In this lesson, we will practice working with DataFrames.

import pandas as pd
import doctest

Our Dataset!

Run the cell below to see the DataFrame you’ll be working with today. It is a dataset about the competing bakers at the Great Seattle Bake Off.

gsb = pd.DataFrame({
    "BakerID": [101, 102, 103, 104, 105, 106, 107, 108, 109, 110, 111],
    "Name": ["Arona", "Anaya", "Thrisha", "Arpan", "Alexis", "Asmi", "Alyssa", "Sheamin", "Sonoma", "Laura", "Kevin"],
    "DessertBaked": ["red velvet cake", "basque cheesecake", "baumkuchen", "pound cake", "german chocolate cake", 
                     "victoria sponge cake", "birthday cake", "carrot cake", "matcha cake", "tres leches", "fruit cake"],
    "FlavorScore": [60, 92, 78, 40, 38, 73, 50, 59, 75, 99, 70],
    "PresentationScore": [95, 80, 88, 92, 98, 100, 98, 60, 77, 100, 100],
    "CityOfOrigin": ["Paris", "New York City", "Florence", "Seattle", "Seattle", "Paris", "New York City", "Seattle", 
                     "Paris", "New York City", "Florence"],
    "StartedBaking": [2006, 2019, 2010, 2020, 2020, 2015, 2019, 2013, 2018, 2020, 2006]
})

gsb

Warm Up

Display all the column names in the cell below.

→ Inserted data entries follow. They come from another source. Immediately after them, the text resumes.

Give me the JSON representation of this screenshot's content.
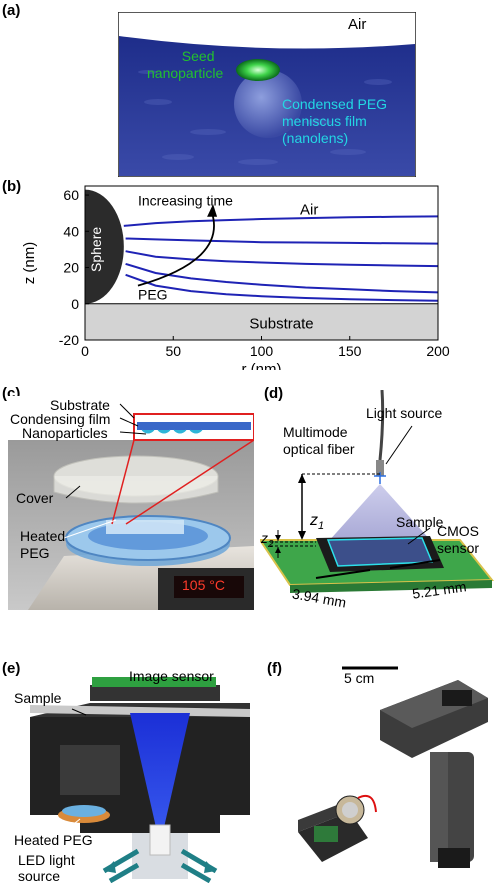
{
  "panels": {
    "a": {
      "label": "(a)",
      "air": "Air",
      "seed": [
        "Seed",
        "nanoparticle"
      ],
      "film": [
        "Condensed PEG",
        "meniscus film",
        "(nanolens)"
      ]
    },
    "b": {
      "label": "(b)"
    },
    "c": {
      "label": "(c)",
      "substrate": "Substrate",
      "film": "Condensing film",
      "nanoparticles": "Nanoparticles",
      "cover": "Cover",
      "heated": [
        "Heated",
        "PEG"
      ],
      "temp": "105 °C"
    },
    "d": {
      "label": "(d)",
      "light": "Light source",
      "fiber": [
        "Multimode",
        "optical fiber"
      ],
      "sample": "Sample",
      "cmos": [
        "CMOS",
        "sensor"
      ],
      "z1": "z",
      "z1sub": "1",
      "z2": "z",
      "z2sub": "2",
      "dim1": "3.94 mm",
      "dim2": "5.21 mm"
    },
    "e": {
      "label": "(e)",
      "sensor": "Image sensor",
      "sample": "Sample",
      "heated": "Heated PEG",
      "led": [
        "LED light",
        "source"
      ]
    },
    "f": {
      "label": "(f)",
      "scale": "5 cm"
    }
  },
  "chart_data": {
    "type": "line",
    "xlabel": "r (nm)",
    "ylabel": "z (nm)",
    "xlim": [
      0,
      200
    ],
    "ylim": [
      -20,
      65
    ],
    "xticks": [
      0,
      50,
      100,
      150,
      200
    ],
    "yticks": [
      -20,
      0,
      20,
      40,
      60
    ],
    "annotations": [
      "Increasing time",
      "Air",
      "PEG",
      "Sphere",
      "Substrate"
    ],
    "series_color": "#1f23b5",
    "series": [
      {
        "x": [
          22,
          40,
          60,
          80,
          100,
          125,
          150,
          175,
          200
        ],
        "y": [
          43,
          44.5,
          45.5,
          46.2,
          46.8,
          47.3,
          47.7,
          48,
          48.2
        ]
      },
      {
        "x": [
          23,
          40,
          60,
          80,
          100,
          125,
          150,
          175,
          200
        ],
        "y": [
          36,
          35.5,
          35,
          34.5,
          34,
          33.8,
          33.6,
          33.4,
          33.2
        ]
      },
      {
        "x": [
          23,
          40,
          60,
          80,
          100,
          125,
          150,
          175,
          200
        ],
        "y": [
          29,
          26,
          24.5,
          23.5,
          22.8,
          22,
          21.5,
          21.1,
          20.8
        ]
      },
      {
        "x": [
          23,
          40,
          60,
          80,
          100,
          125,
          150,
          175,
          200
        ],
        "y": [
          22,
          17,
          14,
          12,
          10.5,
          9,
          8,
          7,
          6.3
        ]
      },
      {
        "x": [
          23,
          40,
          60,
          80,
          100,
          125,
          150,
          175,
          200
        ],
        "y": [
          16,
          10,
          7,
          5.2,
          4.2,
          3.2,
          2.5,
          2,
          1.7
        ]
      }
    ]
  }
}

# TODO: Display column names

Then, select the bakers who recieved more than 70 points on their cake’s flavor and display the result as a dataframe.

# TODO: Rows where the flavor score is > 70

Practice Problems: DataFrame Manipulation

Add a new column called CreativityScore with the values [100, 80, 70, 90, 100, 20, 80, 90, 100, 70, 70]

# TODO: Create CreativityScore column

Now, calculate the mean of the FlavorScore, PresentationScore, and CreativityScore column, and store that value under a new column, TotalScore.

# TODO: Calculate mean and create TotalScore

Next, change the index of the DataFrame to the BakerID and find what Baker 105’s CityOfOrigin is. What about their StartedBaking year?

# TODO: Update the index
# TODO: Who is Baker 105?

Practice Problems: Groupby

Find the BakerIDs with the highest FlavorScore in each CityOfOrigin.

# TODO: Who has the highest FlavorScore per CityOfOrigin group?

In each CityOfOrigin, count how many BakerIDs StartedBaking in each year.

# TODO: When did our TAs start baking?